Papuaepilachna guttatopustulata, the large leaf-eating ladybird, is a species of ladybird, formerly in the genus Henosepilachna endemic to parts of Australasia, specifically New South Wales, Queensland, the Bismarck Archipelago, New Guinea, New Hebrides and Solomon Islands.

Papuaepilachna guttatopustulata is a member of the subfamily Epilachninae. Accordingly it is herbivorous; both the larvae and the adults eat the foliage of solanaceous plants. In addition to feeding on native species and on introduced weeds such as Solanum nigrum, it attacks cultivated plants such as Duboisia spp., egg plant, potato and tomato.

The species causes further damage by acting as a vector for Solanum nodiflorum mottle virus.

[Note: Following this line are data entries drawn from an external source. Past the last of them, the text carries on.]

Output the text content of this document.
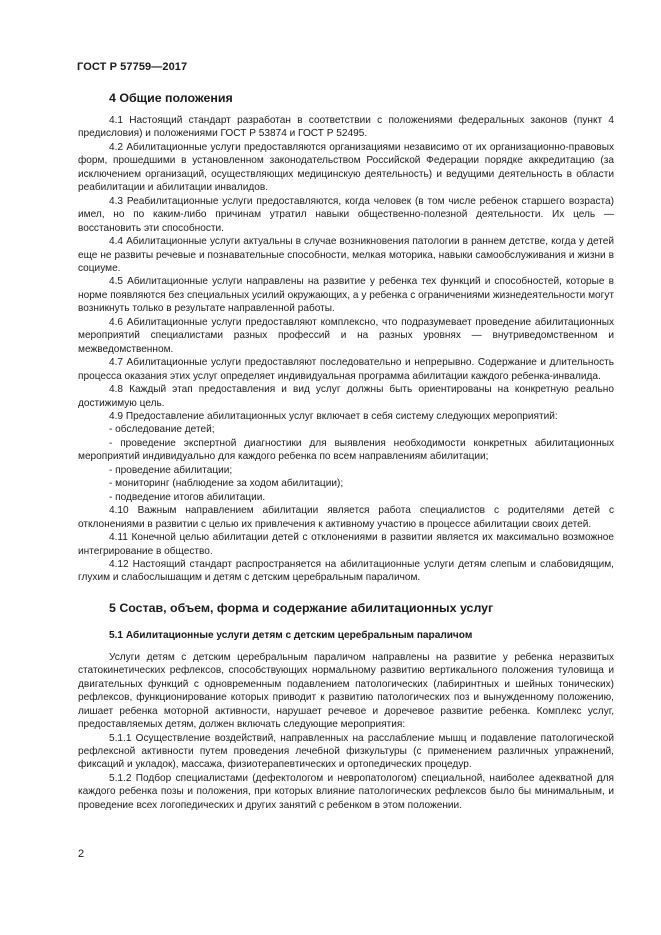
ГОСТ Р 57759—2017
4 Общие положения

4.1 Настоящий стандарт разработан в соответствии с положениями федеральных законов (пункт 4 предисловия) и положениями ГОСТ Р 53874 и ГОСТ Р 52495.

4.2 Абилитационные услуги предоставляются организациями независимо от их организационно-правовых форм, прошедшими в установленном законодательством Российской Федерации порядке аккредитацию (за исключением организаций, осуществляющих медицинскую деятельность) и ведущими деятельность в области реабилитации и абилитации инвалидов.

4.3 Реабилитационные услуги предоставляются, когда человек (в том числе ребенок старшего возраста) имел, но по каким-либо причинам утратил навыки общественно-полезной деятельности. Их цель — восстановить эти способности.

4.4 Абилитационные услуги актуальны в случае возникновения патологии в раннем детстве, когда у детей еще не развиты речевые и познавательные способности, мелкая моторика, навыки самообслуживания и жизни в социуме.

4.5 Абилитационные услуги направлены на развитие у ребенка тех функций и способностей, которые в норме появляются без специальных усилий окружающих, а у ребенка с ограничениями жизнедеятельности могут возникнуть только в результате направленной работы.

4.6 Абилитационные услуги предоставляют комплексно, что подразумевает проведение абилитационных мероприятий специалистами разных профессий и на разных уровнях — внутриведомственном и межведомственном.

4.7 Абилитационные услуги предоставляют последовательно и непрерывно. Содержание и длительность процесса оказания этих услуг определяет индивидуальная программа абилитации каждого ребенка-инвалида.

4.8 Каждый этап предоставления и вид услуг должны быть ориентированы на конкретную реально достижимую цель.

4.9 Предоставление абилитационных услуг включает в себя систему следующих мероприятий:

- обследование детей;

- проведение экспертной диагностики для выявления необходимости конкретных абилитационных мероприятий индивидуально для каждого ребенка по всем направлениям абилитации;

- проведение абилитации;

- мониторинг (наблюдение за ходом абилитации);

- подведение итогов абилитации.

4.10 Важным направлением абилитации является работа специалистов с родителями детей с отклонениями в развитии с целью их привлечения к активному участию в процессе абилитации своих детей.

4.11 Конечной целью абилитации детей с отклонениями в развитии является их максимально возможное интегрирование в общество.

4.12 Настоящий стандарт распространяется на абилитационные услуги детям слепым и слабовидящим, глухим и слабослышащим и детям с детским церебральным параличом.

5 Состав, объем, форма и содержание абилитационных услуг
5.1 Абилитационные услуги детям с детским церебральным параличом

Услуги детям с детским церебральным параличом направлены на развитие у ребенка неразвитых статокинетических рефлексов, способствующих нормальному развитию вертикального положения туловища и двигательных функций с одновременным подавлением патологических (лабиринтных и шейных тонических) рефлексов, функционирование которых приводит к развитию патологических поз и вынужденному положению, лишает ребенка моторной активности, нарушает речевое и доречевое развитие ребенка. Комплекс услуг, предоставляемых детям, должен включать следующие мероприятия:

5.1.1 Осуществление воздействий, направленных на расслабление мышц и подавление патологической рефлексной активности путем проведения лечебной физкультуры (с применением различных упражнений, фиксаций и укладок), массажа, физиотерапевтических и ортопедических процедур.

5.1.2 Подбор специалистами (дефектологом и невропатологом) специальной, наиболее адекватной для каждого ребенка позы и положения, при которых влияние патологических рефлексов было бы минимальным, и проведение всех логопедических и других занятий с ребенком в этом положении.

2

Papuaepilachna guttatopustulata is the host for the parasitic chalcid wasp Uga colliscutellum.

==Description==

Papuaepilachna guttatopustulata is 7–9 mm in length, with the distinct rounded elytra or fore wings typical of ladybirds. Apart from their coloured spots, the elytra and pronotum are black, while the propleura, the sides of the prothorax, are yellow or yellowish brown. Each elytron bears three spots. The spot on the top of the midline is reddish brown, as is the spot on the rear of the elytron. Another spot on the lower front part of the elytron also is yellow or yellowish brown.